What is Peer-to-Peer (P2P) Lending?

Peer-to-peer lending, also referred to as P2P lending, is an alternative financing method which allows individuals to avail loans from other individuals through online lending platforms. Through these platforms, borrowers who seek unsecured personal loans can get in touch with investors who are willing to lend to them with the intention of earning a higher return on their investments. The P2P lending platforms let investors go through a list of verified borrowers and their details before they lend to them.

Lenders can diversify their investments by lending to multiple borrowers in small amounts. Also known as crowdfunding or social lending, P2P lending is gradually gaining popularity among borrowers and investors in India. P2P platforms are regulated by RBI.

Features of Peer to Peer Lending

  • P2P lending system raises loans for individuals who don’t have access to traditional banking systems from persons who want to invest their money.
  • By eliminating the need for a banking system or a financial intermediary in the borrowing and lending process, it extends credit to individuals who can’t avail it through financial organisations.
  • The main principle of this system is to offer benefits to the borrowers as well as the investors. While it facilitates people to borrow funds in low-interest rates, it also enables savers to earn a good interest on their saved amount.
  • The entire process is conducted through online platforms where both the lenders and the borrowers register themselves and directly get connected with each other. Only after doing a proper assessment, the members can participate in the transactions.
  • All peer-to-peer lending platforms are regulated by the Reserve Bank of India.

How does peer-to-peer lending work?

Peer-to-peer lending is a fairly straightforward process. All the transactions are carried out through a specialized online platform. The steps below describe the general P2P lending process:

  1. A potential borrower interested in obtaining a loan completes an online application on the peer-to-peer lending platform.
  2. The platform assesses the application and determines the risk and credit rating of the applicant. Then, the applicant is assigned with the appropriate interest rate.
  3. When the application is approved, the applicant receives the available options from the investors based on his credit rating and assigned interest rates.
  4. The applicant can evaluate the suggested options and choose one of them.
  5. The applicant is responsible for paying periodic (usually monthly) interest & principal payments or pay interest periodically and repaying the principal amount at maturity.

The company that maintains the online platform charges a fee for both borrowers and investors for the provided services.

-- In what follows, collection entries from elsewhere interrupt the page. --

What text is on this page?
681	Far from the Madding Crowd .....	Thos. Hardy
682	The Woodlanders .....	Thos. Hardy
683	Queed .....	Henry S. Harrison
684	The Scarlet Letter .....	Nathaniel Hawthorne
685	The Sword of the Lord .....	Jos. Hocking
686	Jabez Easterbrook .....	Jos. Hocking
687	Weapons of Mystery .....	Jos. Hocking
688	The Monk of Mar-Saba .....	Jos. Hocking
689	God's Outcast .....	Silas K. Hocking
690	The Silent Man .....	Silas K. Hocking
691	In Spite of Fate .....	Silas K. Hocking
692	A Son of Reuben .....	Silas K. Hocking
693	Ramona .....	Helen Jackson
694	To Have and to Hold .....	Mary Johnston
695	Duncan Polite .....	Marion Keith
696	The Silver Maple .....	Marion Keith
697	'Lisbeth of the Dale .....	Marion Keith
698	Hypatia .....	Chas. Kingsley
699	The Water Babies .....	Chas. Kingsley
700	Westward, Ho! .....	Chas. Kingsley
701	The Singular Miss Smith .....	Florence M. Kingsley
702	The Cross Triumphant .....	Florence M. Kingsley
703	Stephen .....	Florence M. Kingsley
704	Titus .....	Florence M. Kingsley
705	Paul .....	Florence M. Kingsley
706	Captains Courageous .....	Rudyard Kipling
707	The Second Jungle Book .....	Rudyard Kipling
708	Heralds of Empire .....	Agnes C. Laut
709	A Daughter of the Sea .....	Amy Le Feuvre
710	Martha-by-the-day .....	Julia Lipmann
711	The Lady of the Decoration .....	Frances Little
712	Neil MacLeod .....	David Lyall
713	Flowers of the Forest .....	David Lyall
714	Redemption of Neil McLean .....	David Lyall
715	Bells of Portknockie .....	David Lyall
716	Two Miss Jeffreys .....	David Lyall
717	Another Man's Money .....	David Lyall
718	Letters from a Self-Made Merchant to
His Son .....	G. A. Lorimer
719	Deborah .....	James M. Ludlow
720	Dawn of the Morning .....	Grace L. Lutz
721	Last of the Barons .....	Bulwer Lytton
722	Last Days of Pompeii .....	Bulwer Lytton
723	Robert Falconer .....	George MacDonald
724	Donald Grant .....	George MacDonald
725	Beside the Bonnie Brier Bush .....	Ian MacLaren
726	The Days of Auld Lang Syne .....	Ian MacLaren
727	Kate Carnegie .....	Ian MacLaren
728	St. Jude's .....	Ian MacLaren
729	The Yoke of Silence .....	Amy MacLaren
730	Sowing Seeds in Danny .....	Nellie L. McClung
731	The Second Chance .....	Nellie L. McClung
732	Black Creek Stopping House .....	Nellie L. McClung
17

Advantages and disadvantages of peer-to-peer lending

Peer-to-peer lending provides some significant advantages to both borrowers and lenders:

  • Higher returns to the investors: P2P lending generally provides higher returns to the investors relative to other types of debt investments.
  • More accessible source of funding: For some borrowers, peer-to-peer lending is a more accessible source of funding than conventional loans from financial institutions. This may be caused by the low credit rating of the borrower or atypical purpose of the loan.
  • Lower interest rates: P2P loans usually come with lower interest rates because of the greater competition between lenders and lower origination fees.
  • Diversification: Lender can choose to lend his/her funds to many borrowers and thus limit the risk by diversification.
  • Legislation: In India all P2P platforms are regulated by RBI. But regulation of platform DONOT guarantee the safety of loan given to borrowers in any manner.

Nevertheless, peer-to-peer lending comes with a few disadvantages:

  • Credit risk: Peer-to-peer loans are exposed to high credit risks. Many borrowers who apply for P2P loans possess low credit ratings that do not allow them to obtain a conventional loan from a bank. Therefore, a lender should be aware of the default probability of his/her counterparty.
  • No insurance/government protection: The government does not provide insurance or any form of protection to the lenders in case of the borrower’s default.
  • High Risk: As the adage goes “Higher the returns, higher the risks.” Same is true with this product also. It is a high risk investment product, so one must have full knowledge before lending to others through P2P lending platforms.